The massive growth in ChatGPT usage rests in part on its collection of over 300 billion chunks of data scraped from various online sources, and although OpenAI has taken steps to protect privacy, everyday chats and postings leave a massive pool of data (much of it personal) that is not intended for widespread distribution.

The researchers said in their paper that they were able to extract over 10,000 unique verbatim memorized training examples using only $200 worth of queries to ChatGPT, adding- “Our extrapolation to larger budgets suggests that dedicated adversaries could extract far more data.”

They elaborated that they could obtain names, phone numbers, and addresses of individuals and companies by feeding ChatGPT absurd commands that force a malfunction.

According to Techxplore, the researchers would request that ChatGPT repeat the word “poem” ad infinitum, which forced the model to reach beyond its training procedures and “fall back on its original language modeling objective” and tap into restricted details in its training data. They also reached a similar result by requesting infinite repetition of the word “company,” and managed to retrieve the email address and phone number of an American law firm.
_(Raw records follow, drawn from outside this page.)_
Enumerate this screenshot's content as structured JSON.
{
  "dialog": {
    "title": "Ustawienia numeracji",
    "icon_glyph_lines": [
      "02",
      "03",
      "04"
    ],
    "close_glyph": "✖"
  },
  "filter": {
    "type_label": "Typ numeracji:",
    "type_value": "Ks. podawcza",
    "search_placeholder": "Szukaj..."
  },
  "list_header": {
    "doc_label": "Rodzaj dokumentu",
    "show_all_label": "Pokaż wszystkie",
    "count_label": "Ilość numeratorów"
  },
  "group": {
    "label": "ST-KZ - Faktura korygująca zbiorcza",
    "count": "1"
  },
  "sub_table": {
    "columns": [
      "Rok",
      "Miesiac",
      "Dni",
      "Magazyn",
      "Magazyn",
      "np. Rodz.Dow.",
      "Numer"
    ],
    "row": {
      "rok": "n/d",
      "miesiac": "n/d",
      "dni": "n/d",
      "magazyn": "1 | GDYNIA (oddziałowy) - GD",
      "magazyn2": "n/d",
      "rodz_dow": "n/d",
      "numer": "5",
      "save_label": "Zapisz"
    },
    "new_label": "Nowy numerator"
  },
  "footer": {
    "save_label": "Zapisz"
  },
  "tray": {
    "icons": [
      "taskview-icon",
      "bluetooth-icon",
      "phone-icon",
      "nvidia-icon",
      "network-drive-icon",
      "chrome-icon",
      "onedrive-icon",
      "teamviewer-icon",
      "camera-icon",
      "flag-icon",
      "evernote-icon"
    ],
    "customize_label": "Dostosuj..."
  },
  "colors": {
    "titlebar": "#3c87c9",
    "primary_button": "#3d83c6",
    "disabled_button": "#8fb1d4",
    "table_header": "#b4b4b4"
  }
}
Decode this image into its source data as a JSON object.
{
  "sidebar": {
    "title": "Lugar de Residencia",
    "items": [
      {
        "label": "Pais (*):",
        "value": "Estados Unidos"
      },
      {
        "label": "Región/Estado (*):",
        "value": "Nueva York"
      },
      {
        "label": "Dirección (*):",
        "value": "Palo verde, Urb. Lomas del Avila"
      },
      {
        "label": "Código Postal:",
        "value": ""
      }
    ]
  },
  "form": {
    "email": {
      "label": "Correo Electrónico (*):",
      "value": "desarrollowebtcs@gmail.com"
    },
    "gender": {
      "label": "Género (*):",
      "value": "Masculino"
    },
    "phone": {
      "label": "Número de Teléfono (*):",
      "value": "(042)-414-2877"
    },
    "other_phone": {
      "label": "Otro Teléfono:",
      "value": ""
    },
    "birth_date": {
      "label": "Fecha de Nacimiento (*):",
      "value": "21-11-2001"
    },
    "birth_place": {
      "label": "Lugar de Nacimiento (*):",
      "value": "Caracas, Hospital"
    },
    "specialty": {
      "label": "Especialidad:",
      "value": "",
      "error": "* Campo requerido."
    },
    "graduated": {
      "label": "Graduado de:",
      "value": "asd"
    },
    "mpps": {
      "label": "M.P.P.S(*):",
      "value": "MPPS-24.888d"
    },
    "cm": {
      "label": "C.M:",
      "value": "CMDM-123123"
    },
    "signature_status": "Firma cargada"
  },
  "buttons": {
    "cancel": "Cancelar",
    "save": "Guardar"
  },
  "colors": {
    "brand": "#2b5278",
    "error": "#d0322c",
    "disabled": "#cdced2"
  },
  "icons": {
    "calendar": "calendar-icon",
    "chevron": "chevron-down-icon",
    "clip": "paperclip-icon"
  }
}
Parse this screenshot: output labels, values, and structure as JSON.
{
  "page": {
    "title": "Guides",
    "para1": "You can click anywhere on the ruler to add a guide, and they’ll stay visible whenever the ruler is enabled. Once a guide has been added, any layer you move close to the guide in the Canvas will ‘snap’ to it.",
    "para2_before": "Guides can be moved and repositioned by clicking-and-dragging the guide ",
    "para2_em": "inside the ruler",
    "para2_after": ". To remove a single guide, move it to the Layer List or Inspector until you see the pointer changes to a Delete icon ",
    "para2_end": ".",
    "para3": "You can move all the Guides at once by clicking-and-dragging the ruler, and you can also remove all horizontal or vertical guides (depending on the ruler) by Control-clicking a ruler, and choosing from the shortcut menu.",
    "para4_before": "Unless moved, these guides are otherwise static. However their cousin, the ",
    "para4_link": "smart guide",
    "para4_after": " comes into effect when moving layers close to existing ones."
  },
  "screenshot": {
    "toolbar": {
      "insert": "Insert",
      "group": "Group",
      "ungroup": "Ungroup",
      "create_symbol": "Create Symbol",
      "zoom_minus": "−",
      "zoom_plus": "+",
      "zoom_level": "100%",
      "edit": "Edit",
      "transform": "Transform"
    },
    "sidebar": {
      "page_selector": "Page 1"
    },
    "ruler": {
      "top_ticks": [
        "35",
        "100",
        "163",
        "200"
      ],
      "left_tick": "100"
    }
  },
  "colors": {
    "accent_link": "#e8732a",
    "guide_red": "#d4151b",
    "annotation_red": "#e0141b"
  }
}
In response to potential unauthorized data disclosures, some companies placed restrictions on employee usage of large language models earlier this year. Rising concerns about data breaches caused OpenAI to add a feature that turns off chat history, adding a layer of protection to sensitive data. The problem is that such data is still retained for 30 days before being permanently deleted.

In conclusion, the researchers termed their findings “worrying” and said their report should serve as “a cautionary tale for those training future models,” warning that users “should not train and deploy LLMs for any privacy-sensitive applications without extreme safeguards.”